Install and set up the JDK:
- Follow Oracle’s JDK installation instructions:
- If you’re on Windows:
- Where the instructions say “Updating the PATH Environment Variable (Optional)”, treat it as mandatory, not optional. This will make your life much easier.
- Also set your JAVA_HOME environment variable. See Setting JAVA_HOME on Windows, from Kaan Mutlu’s Blog.
Here’s another useful guide: A JDK installation guide on dummies.com.

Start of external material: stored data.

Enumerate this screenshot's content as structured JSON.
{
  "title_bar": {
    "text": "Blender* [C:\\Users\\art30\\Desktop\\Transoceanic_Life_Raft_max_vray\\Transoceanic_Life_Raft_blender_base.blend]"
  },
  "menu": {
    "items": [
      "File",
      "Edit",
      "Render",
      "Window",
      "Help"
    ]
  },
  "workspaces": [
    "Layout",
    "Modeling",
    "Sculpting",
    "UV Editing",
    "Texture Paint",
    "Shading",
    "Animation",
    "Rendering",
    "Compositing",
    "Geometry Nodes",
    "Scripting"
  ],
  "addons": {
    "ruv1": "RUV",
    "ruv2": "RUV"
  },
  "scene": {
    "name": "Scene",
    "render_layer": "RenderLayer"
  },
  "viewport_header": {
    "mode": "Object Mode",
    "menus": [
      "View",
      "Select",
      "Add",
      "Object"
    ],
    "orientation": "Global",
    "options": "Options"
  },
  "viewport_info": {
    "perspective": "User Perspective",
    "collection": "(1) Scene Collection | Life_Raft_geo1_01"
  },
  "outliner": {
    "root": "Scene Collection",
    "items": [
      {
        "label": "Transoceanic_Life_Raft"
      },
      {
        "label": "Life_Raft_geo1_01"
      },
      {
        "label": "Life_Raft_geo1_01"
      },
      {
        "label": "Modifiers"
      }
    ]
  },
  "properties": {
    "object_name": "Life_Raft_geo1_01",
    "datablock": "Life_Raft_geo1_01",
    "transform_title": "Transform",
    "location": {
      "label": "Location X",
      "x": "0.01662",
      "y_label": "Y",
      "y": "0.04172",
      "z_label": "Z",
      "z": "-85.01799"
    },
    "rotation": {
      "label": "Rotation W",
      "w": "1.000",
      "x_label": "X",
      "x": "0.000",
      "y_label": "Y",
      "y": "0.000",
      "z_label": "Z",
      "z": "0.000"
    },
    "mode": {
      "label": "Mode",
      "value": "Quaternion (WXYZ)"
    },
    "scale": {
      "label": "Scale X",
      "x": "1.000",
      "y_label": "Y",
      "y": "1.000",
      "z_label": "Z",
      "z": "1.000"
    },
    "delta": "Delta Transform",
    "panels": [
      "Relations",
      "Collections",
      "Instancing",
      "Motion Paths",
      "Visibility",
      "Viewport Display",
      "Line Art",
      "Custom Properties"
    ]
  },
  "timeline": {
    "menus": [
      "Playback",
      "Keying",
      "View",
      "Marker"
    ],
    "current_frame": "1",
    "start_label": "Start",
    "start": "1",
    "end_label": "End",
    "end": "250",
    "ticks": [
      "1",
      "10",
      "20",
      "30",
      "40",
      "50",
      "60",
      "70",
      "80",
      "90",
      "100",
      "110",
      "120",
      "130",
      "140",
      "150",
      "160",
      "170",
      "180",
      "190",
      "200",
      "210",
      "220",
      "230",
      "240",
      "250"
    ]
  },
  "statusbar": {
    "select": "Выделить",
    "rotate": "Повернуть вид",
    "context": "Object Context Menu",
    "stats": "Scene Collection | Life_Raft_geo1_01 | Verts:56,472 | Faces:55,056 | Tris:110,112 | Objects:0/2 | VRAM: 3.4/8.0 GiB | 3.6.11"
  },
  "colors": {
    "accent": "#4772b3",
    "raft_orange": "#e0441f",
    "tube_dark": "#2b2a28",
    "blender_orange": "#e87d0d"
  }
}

Install a text editor of your choice
If you don’t have a preference, try Komodo Edit. (Komodo Edit is a free, open source edition of the full Komodo IDE.)
Install Eclipse
It will be handy to have Eclipse, a free and open source IDE (integrated development environment). The “Eclipse IDE for Java Developers” is a good one to have.
Install Chrome
Chrome browser has some useful development tools. A different browser is fine too, if you’re comfortable with its web development tools.
Get a Flickr username
You can do this during the workshop, but it will save you time if you do it beforehand. You’ll use your Flickr account during the workshop, to experiment with the Flickr API.
To get a Flickr account:
- Go to Flickr.com in your browser.
- Click the Sign In link at top right.
- Follow the prompts to create a new Yahoo account if you don’t yet have one, or log into your existing Yahoo account. (Yahoo owns Flickr.)
Ready to go! Suggest you all do the prep in advance, it took me most of the day!
What is step 4 in the Flickr procedure? All I see is an empty tag.
Looks like an artifact in the wordpress editor where a blank line was copied/pasted. Fixed! Thanks for catching that.